Das Gericht betonte ebenfalls den sehr weiten Schutz von Meinungsäußerungen, der erst bei Schmähkritik, Formalbeleidigungen oder einem Angriff auf die Menschenwürde des Betroffenen seine Grenze finde. In anderen Fällen bedürfe es einer Abwägung im Einzelfall, ob durch die Meinungsäußerung das Persönlichkeitsrecht verletzt werde. Eine Schmähkritik liege ersichtlich nicht vor.

Wegen seines die Meinungsfreiheit verdrängenden Effekts ist der Begriff der Schmähkritik von Verfassung wegen eng zu verstehen. Auch eine überzogene oder gar ausfällige Kritik macht eine Äußerung für sich genommen noch nicht zur Schmähung. Eine Äußerung nimmt diesen Charakter erst dann an, wenn nicht mehr die Auseinandersetzung in der Sache, sondern - jenseits auch polemischer und überspitzter Kritik - die Diffamierung der Person im Vordergrund steht […]. Der Beklagte zu 2) übt Kritik an dem Verhalten der Klägerin hinsichtlich der Durchführung bzw. Abwicklung des Kaufvertrags und setzt diese nicht losgelöst von einem Geschäftsvorgang herab.

Dass der Beklagte zu 2) die Klägerin bewertet, obgleich diese in dem Geschäft nur die Käuferin und nicht die Lieferantin der Kaufsache war, führt zu keinem anderen Ergebnis. Denn zum einen wird in den Bewertungen nichts über die Produkte oder Dienstleistungen der Klägerin gesagt, sondern es wird nur allgemein die Klägerin „als Geschäftspartner“ kritisiert. Zum anderen erstreckt sich die Meinungsfreiheit fraglos auf beide Seiten eines geschäftlichen Kontakts hinsichtlich des jeweils anderen Geschäftspartners. Selbstverständlich darf der Verkäufer den Käufer ebenso bewerten, wie der Käufer den Verkäufer.

Zulässige
Meinungsäußerungen

Das LG Hamburg sah
die beiden Bewertungen als zulässig an. Sie finden ihren tatsächlichen Bezugspunkt
in dem Geschehen zwischen den beiden Parteien.

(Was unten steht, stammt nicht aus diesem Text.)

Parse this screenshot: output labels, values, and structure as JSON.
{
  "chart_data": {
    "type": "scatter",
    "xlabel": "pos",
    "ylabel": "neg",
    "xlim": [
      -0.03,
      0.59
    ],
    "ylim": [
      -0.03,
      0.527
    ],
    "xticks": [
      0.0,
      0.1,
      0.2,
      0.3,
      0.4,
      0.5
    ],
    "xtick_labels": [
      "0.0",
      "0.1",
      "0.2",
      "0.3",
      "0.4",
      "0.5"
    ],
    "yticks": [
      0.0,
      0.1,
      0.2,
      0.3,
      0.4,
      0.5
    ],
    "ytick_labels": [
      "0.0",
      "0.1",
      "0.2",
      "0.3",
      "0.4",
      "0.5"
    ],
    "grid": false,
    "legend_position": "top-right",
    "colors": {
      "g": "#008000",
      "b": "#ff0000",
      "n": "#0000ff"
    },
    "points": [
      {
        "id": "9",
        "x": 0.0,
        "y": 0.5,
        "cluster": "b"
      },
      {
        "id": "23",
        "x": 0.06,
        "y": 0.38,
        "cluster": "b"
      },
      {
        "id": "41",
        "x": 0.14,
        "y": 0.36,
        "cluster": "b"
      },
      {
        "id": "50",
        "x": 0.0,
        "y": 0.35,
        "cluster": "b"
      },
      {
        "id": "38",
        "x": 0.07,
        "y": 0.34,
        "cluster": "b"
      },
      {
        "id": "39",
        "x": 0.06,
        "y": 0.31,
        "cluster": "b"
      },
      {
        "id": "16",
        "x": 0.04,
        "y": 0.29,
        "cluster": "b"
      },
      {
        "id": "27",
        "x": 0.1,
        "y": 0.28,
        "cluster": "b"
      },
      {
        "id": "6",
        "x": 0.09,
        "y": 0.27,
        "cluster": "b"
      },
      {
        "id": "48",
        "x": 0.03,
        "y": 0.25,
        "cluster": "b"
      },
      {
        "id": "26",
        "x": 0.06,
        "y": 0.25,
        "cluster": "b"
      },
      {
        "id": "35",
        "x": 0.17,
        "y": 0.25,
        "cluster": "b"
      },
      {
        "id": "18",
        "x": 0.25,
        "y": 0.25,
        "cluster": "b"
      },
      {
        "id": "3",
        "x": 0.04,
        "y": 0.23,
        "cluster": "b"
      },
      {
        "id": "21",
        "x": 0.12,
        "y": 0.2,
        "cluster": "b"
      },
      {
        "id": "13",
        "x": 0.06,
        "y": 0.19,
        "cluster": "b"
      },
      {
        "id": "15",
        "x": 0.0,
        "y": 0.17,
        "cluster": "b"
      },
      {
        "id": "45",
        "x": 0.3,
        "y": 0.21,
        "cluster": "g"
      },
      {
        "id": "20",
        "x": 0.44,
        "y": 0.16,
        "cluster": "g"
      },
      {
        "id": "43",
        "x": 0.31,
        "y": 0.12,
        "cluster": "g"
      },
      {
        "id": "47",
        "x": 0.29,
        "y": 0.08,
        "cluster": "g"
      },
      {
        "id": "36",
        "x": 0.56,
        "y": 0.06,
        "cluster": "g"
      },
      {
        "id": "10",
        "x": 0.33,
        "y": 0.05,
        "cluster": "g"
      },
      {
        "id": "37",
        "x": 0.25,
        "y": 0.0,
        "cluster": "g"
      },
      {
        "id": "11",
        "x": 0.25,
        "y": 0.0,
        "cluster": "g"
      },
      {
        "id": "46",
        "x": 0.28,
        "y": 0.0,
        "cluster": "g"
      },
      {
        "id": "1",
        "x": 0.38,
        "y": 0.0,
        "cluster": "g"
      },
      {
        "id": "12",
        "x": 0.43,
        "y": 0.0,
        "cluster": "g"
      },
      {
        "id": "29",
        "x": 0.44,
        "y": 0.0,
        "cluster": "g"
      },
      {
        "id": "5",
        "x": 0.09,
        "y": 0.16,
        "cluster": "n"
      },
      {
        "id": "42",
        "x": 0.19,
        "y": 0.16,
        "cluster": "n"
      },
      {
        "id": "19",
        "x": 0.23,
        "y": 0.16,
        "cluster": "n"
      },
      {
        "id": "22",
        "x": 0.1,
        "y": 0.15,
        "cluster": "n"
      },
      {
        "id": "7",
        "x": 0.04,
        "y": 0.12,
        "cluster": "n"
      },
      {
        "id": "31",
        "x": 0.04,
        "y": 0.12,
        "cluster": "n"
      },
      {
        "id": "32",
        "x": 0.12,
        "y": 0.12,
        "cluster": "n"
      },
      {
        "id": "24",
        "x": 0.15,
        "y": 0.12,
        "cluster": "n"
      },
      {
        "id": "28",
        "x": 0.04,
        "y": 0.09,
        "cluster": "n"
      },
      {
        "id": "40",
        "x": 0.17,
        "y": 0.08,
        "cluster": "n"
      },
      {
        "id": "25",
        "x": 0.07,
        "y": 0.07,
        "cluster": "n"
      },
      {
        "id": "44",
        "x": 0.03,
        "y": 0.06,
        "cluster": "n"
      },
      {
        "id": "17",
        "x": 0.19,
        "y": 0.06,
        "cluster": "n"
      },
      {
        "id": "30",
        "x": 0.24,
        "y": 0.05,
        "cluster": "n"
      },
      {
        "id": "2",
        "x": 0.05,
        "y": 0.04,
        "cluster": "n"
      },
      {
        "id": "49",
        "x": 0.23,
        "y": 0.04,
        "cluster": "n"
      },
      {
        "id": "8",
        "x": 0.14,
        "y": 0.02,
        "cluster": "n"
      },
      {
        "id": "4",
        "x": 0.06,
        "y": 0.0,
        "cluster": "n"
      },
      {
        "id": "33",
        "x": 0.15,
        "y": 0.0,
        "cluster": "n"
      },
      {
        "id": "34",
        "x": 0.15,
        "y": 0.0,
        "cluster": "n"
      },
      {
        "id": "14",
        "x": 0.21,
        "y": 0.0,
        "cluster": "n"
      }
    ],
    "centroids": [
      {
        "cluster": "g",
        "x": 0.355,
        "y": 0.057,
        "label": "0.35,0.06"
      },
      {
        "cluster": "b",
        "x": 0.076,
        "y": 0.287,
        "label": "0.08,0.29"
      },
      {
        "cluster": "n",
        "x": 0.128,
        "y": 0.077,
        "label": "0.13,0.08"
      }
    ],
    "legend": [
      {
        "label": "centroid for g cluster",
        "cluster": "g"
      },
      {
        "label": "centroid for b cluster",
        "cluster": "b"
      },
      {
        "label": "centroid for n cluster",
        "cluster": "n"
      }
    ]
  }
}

Dass der Beklagte zu 2) die von ihm als negativ empfundenen Erfahrungen mit der Klägerin als „mies und hinterlistig“ bzw. „Mieser und hinterlistiger Geschäftspartner, den man nicht vertrauen kann“ bewertet, muss die Klägerin hinnehmen. Der Beklagte zu 2) trägt hierzu vor, dass er damit das Verhalten der Klägerin bzw. ihrer Geschäftsführer bewertet habe, als diese ihren aus seiner Sicht Irrtum hinsichtlich der Lieferzeit der Bestellung erkannt hätten. […] Auch die Äußerungen „Versteckt sich hinter seinem Telefon“ und „Telefonisch nicht erreichbar“ sind zulässig. Unabhängig davon, ob diese Äußerungen als Meinungsäußerung („Versteckt sich hinter seinem Telefon“) oder Tatsachenbehauptung („Telefonisch nicht erreichbar“) anzusehen sind, sind die Äußerungen wahr bzw. haben zutreffende tatsächliche Anknüpfungspunkte. Die Klägerin hat Anrufprotokolle gemäß den Anlagen K 7 und K 8 vorgelegt, wonach der Beklagte zu 2) mehrfach bei ihr bzw. ihren Geschäftsführern anzurufen versucht habe. […]

Ebenso seien
die weiteren Äußerungen zulässig. Mit ihnen komme zum Ausdruck, dass die Beklagte
schlechte Erfahrungen mit der Klägerin gemacht hat und andere davor warnen will.
Dass die Klägerin davon ausgehe, dass es sich bei den Bewertungen um ein
Druckmittel handelt, mache sie deswegen nicht per se unzulässig, denn es stehe
der Beklagten im Grundsatz frei, aufgrund ihrer geschäftlichen Erfahrungen mit
der Klägerin diese zu bewerten.

Das Urteil ist
noch nicht rechtkräftig, das Verfahren ist beim OLG Hamburg anhängig.

Fazit

Meinungsäußerungen genießen einen sehr weiten Schutz. Ein Anspruch auf Löschung einer Bewertung besteht nur, wenn es sich um unwahre Tatsachenbehauptungen oder Beleidigungen bzw. Schmähkritik handelt. Äußerungen, die diese Grenze nicht überschreiten, müssen grundsätzlich von Händlerinnen und Händlern hingenommen werden.